Despite how far corporate bonds have come, there is plenty of room to move tighter. Plenty.
7 comments:
It's amazing how such a simple and straightforward analysis can put things in perspective. Thanks for that. However, I can't agree with your assertion that investment grade rated companies are investment grade because they have reasonable balance sheets and stable business models. If it weren't for the "too big to fail" assumption that was validated by the Bear Stearns bailout, I think all financials would be drastically wider (rightfully so).
"Reasonable" balance sheets and "stable" business models are obviously qualitative statements. And who trusts the ratings agencies anyway? My point is merely to say that the tendency is for investment-grade companies to be pretty well capitalized.
Put another way: In 2006, the market seemed to assume that credit would never be a problem again. In 2008 the market seemed to assume credit will always be a big problem. Neither is right.
This was an excellent article - clear and comprehensible even to non-bond-geeks like myself. Keep up the good work.
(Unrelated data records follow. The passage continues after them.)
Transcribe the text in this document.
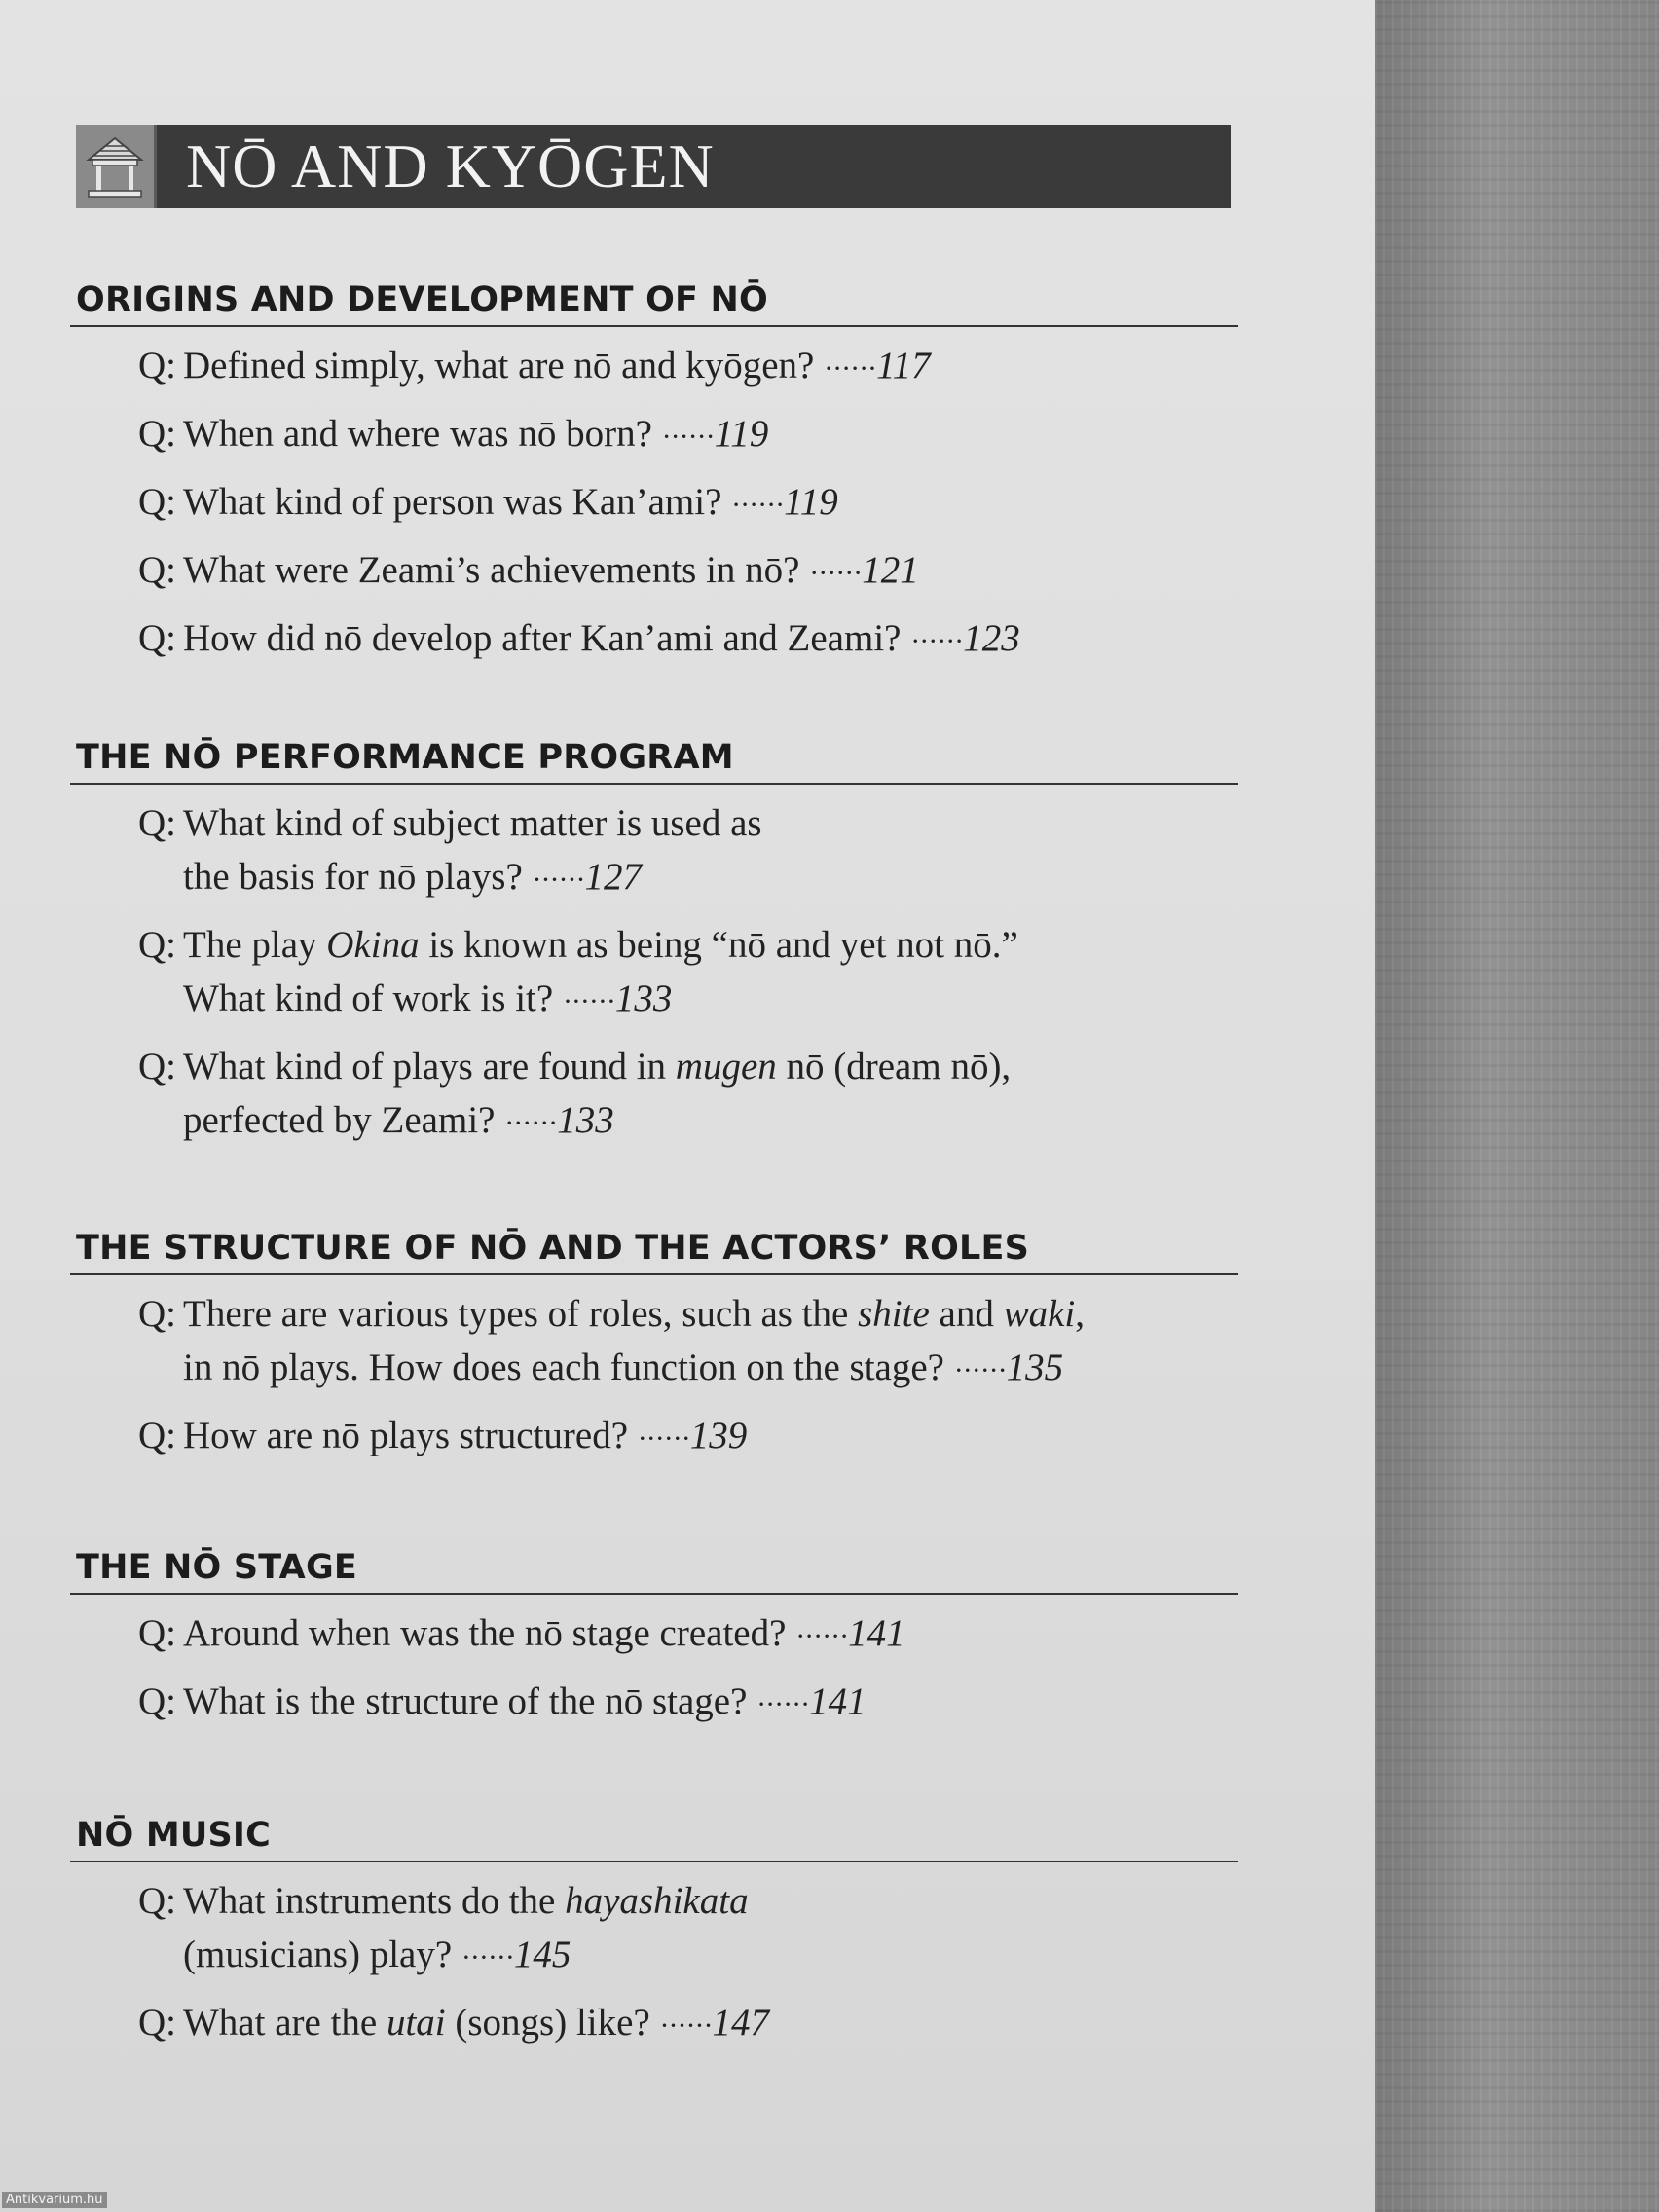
NŌ AND KYŌGEN
ORIGINS AND DEVELOPMENT OF NŌ
Q: Defined simply, what are nō and kyōgen? ······117
Q: When and where was nō born? ······119
Q: What kind of person was Kan’ami? ······119
Q: What were Zeami’s achievements in nō? ······121
Q: How did nō develop after Kan’ami and Zeami? ······123
THE NŌ PERFORMANCE PROGRAM
Q: What kind of subject matter is used as
the basis for nō plays? ······127
Q: The play Okina is known as being “nō and yet not nō.”
What kind of work is it? ······133
Q: What kind of plays are found in mugen nō (dream nō),
perfected by Zeami? ······133
THE STRUCTURE OF NŌ AND THE ACTORS’ ROLES
Q: There are various types of roles, such as the shite and waki,
in nō plays. How does each function on the stage? ······135
Q: How are nō plays structured? ······139
THE NŌ STAGE
Q: Around when was the nō stage created? ······141
Q: What is the structure of the nō stage? ······141
NŌ MUSIC
Q: What instruments do the hayashikata
(musicians) play? ······145
Q: What are the utai (songs) like? ······147
Antikvarium.hu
Thank AI - as always, very insightful but i thought you might be interested in some of my analysis. If you go back to 1960 (based on Moody's data) and track the 'actual' defaults that occur and how they cluster around recessions, how their recovery rate drops as recessions hit, and incorporate ratings transitions (lots of stuff i know) we get to around an expected 140bps spread expectation for a CDS (so similar to a libor spread though obviously different). This 140bps recessionary expectation ties in with recent IG9 wides at 199bps and current 86bps and 18mth ago 30bps. For my money, we should be closer to 200 than 50 currently and are likely to see another leg wider before spreads settle down again - simply based on actual defaults happening.
Extend your analysis to HY and its a different picture - historical wides at around 1100bps compared to current 550bps, recent wides at 750ish and recession expectations around 650. As the recesssion starts to impact leverage and bank lending (see today's SLO survey) continues to pro-cylically tighten, defaults are likely to rise (see RECSAP's comments today). We'd expect to see HY under-perform as real defaults hit and IG will get dragged wider on risk aversion rather than implicit 'real' default risk.
Reasonable and stable balance sheets can quickly collapse if refinancing is tough and the recent strength of the new issue market still leaves botha decent concessions and a significant cash-cds basis out there thanks to funding issues.
One more final thought to consider (sorry for going on) but credit cannot be judged on an aggregate basis and then applied to single-names - note the approach that ratungs agencies used for rating CDOs! Not only is the performance of the aggregate corporate bond market very different from a portfolio of credits and it is monitoring for 'blow-up' risk that pays off in this downturn phase of the cycle. The other risk premium is simply a reflection of MTM risk - the last few months have seen the link between spread vol, beta, and risk premia become much more dependent and well worth doing some regression (nudge, nudge).
Sorry for the lengthy comment and keep up the great work on your blog.
Anon:
I'm going to post a graphic in a few minutes, then I want you to explain a bit more about your process. I can't really picture how you'd get to the numbers you have. It sounds like you've really done the work, tho, so I'd really love to hear more about it. Maybe we're using different data sets?
Interesting post. BTW, what is LUCROAS (Index) on your BB screengrab? Who provides it? BB says "Access to this security is restricted by its supplier"
Its Lehman's Credit Index. I'm probably allowed in because our firm trades with Lehman.